S3 - Faraday

In this tutorial, we'll show you how to:

Connect your S3 account to Faraday using a connection.

Let's dive in.

You'll need a Faraday account — signup is free!

Prerequisites

You'll need the following details to create your connection to S3:

Bucket name requiredtext
AWS region requiredtextS3 buckets exists inside of an AWS region, e.g. us-east-1

Granting access

First, you'll need Faraday access to your S3 account.

CSV is a well-known format for transferring data in large batches. Faraday can accept files up to 5gb in size. If you have more than 5gb of data, we ask that you split it into multiple files.

Faraday's CSV support is based on folders. Each CSV in a folder should have the exact same structure. There should be no more than 5000 files in a single folder.

Amazon Web Services (AWS) Simple Storage Service (S3) can be used to send and receive files. Access is shared using AWS IAM permissions. We suggest that you create a Faraday-only bucket to both send and receive data.

The bucket name should start with "faraday" (e.g. "s3://faraday-acme-io2quob/"). Within this bucket, Faraday should have full read and write access.

Alternatively, you can give Faraday access to certain prefixes in a shared bucket, or you can use a bucket that doesn't start with Faraday. In this case, please contact Faraday support for further assistance.

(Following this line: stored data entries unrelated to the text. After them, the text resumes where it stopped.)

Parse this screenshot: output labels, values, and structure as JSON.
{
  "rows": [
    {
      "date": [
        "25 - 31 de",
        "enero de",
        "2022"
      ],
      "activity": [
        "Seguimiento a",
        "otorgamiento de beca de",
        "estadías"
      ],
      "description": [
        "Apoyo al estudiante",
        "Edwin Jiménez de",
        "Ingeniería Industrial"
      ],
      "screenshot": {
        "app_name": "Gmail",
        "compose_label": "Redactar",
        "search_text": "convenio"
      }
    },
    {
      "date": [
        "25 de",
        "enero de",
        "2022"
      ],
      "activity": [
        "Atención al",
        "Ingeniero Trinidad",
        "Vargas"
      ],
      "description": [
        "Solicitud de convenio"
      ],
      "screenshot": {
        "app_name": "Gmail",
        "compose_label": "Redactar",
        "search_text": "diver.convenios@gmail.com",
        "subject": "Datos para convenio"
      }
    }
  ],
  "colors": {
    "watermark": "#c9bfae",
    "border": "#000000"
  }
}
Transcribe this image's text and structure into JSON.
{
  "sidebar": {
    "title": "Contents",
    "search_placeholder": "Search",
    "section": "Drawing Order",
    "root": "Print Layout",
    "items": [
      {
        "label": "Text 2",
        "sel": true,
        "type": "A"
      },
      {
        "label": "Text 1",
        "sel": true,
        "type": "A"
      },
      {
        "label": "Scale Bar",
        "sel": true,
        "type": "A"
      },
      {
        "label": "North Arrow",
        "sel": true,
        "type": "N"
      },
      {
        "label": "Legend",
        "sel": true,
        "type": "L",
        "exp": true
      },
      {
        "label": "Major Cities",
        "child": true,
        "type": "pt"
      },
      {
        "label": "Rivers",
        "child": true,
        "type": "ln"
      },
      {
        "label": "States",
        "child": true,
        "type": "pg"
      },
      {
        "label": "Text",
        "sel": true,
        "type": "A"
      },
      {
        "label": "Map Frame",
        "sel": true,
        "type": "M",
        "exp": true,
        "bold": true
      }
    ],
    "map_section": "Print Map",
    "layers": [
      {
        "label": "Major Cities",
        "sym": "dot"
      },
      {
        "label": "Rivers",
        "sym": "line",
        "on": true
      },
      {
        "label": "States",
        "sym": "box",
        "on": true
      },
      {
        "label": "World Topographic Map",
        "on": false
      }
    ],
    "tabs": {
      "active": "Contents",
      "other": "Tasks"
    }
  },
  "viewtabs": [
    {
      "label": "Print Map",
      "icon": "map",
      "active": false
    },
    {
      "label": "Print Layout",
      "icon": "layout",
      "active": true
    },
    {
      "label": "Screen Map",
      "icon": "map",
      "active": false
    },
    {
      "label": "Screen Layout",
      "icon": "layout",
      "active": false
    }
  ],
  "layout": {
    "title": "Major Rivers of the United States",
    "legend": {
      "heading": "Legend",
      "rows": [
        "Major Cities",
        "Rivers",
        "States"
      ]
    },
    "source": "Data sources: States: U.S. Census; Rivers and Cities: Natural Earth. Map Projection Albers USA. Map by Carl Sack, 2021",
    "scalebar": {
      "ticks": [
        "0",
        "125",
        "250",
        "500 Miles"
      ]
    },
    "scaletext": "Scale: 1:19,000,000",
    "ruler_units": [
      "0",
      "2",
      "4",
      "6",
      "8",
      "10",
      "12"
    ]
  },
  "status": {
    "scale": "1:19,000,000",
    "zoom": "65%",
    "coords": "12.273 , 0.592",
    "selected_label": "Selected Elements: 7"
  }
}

Which IAM account(s) you give access to depends on whether you're sending data to Faraday (using Datasets) and/or receiving data from Faraday (using Targets):

Sending data to Faraday (via Datasets)

AWS IAM user to give access to: arn:aws:iam::113233973114:user/stagecraft-download_s3

Permissions:

s3:ListBucket
s3:GetObject
s3:GetObjectAcl
s3:GetObjectVersion
s3:DeleteObject (This allows Faraday support to help with corrupted file deletion)

Receiving data from Faraday (via Targets, also known as Deployments)

AWS IAM user to give access to: arn:aws:iam::113233973114:user/deliver_s3

s3:ListBucket
s3:DeleteObject
s3:PutObject
s3:PutObjectAcl
s3:GetObject
s3:GetObjectAcl
s3:GetObjectVersion

Example bucket policy

Here is an example bucket policy. The top section is for Targets and the bottom section is for Datasets. Delete the sections you don't need.

  {
    "Version": "2012-10-17",
    "Id": "FaradayAccessToBucket",
    "Statement": [
        {
            "Effect": "Allow",
            "Principal": {
                "AWS": "arn:aws:iam::113233973114:user/deliver_s3"
            },
            "Action": "s3:ListBucket",
            "Resource": "arn:aws:s3:::your-bucket-name"
        },
        {
            "Effect": "Allow",
            "Principal": {
                "AWS": "arn:aws:iam::113233973114:user/deliver_s3"
            },
            "Action": [
                "s3:PutObject",
                "s3:PutObjectAcl",
                "s3:DeleteObject"
            ],
            "Resource": "arn:aws:s3:::your-bucket-name/optional-prefix/*"
        },
        {
            "Effect": "Allow",
            "Principal": {
                "AWS": "arn:aws:iam::113233973114:user/deliver_s3"
            },
            "Action": [
                "s3:GetObject",
                "s3:GetObjectAcl",
                "s3:GetObjectVersion"
            ],
            "Resource": "arn:aws:s3:::your-bucket-name/optional-prefix/*"
        },
        {
            "Effect": "Allow",
            "Principal": {
                "AWS": "arn:aws:iam::113233973114:user/stagecraft-download_s3"
            },
            "Action": "s3:ListBucket",
            "Resource": "arn:aws:s3:::your-bucket-name"
        },
        {
            "Effect": "Allow",
            "Principal": {
                "AWS": "arn:aws:iam::113233973114:user/stagecraft-download_s3"
            },
            "Action": [
                "s3:GetObject",
                "s3:GetObjectAcl",
                "s3:GetObjectVersion"
            ],
            "Resource": "arn:aws:s3:::your-bucket-name/optional-prefix/*"
        }
    ]
}

Faraday suggests that you use an unguessable string somewhere in the path to your data. This avoids what is called the Confused deputy problem

For example, let's say you were using S3. Instead of naming an S3 bucket s3://faraday-acme/, name it s3://faraday-acme-pwiiprz162ez. This guarantees that malicious actors cannot guess the name and request that Faraday import data from it into their account. The same logic applies to any path that is used to locate data.

Connecting

API via cURL

Dashboard

Use a POST /connections request:

curl https://api.faraday.ai/connections --json '{
  "name": "S3",
  "options": {
    "type": "s3-csv",
    "bucket_name": "...",
    "aws_region": "..."
  }
}'

Wait briefly while Faraday establishes your connection. It shouldn't take long.

Your new connection is now ready to use.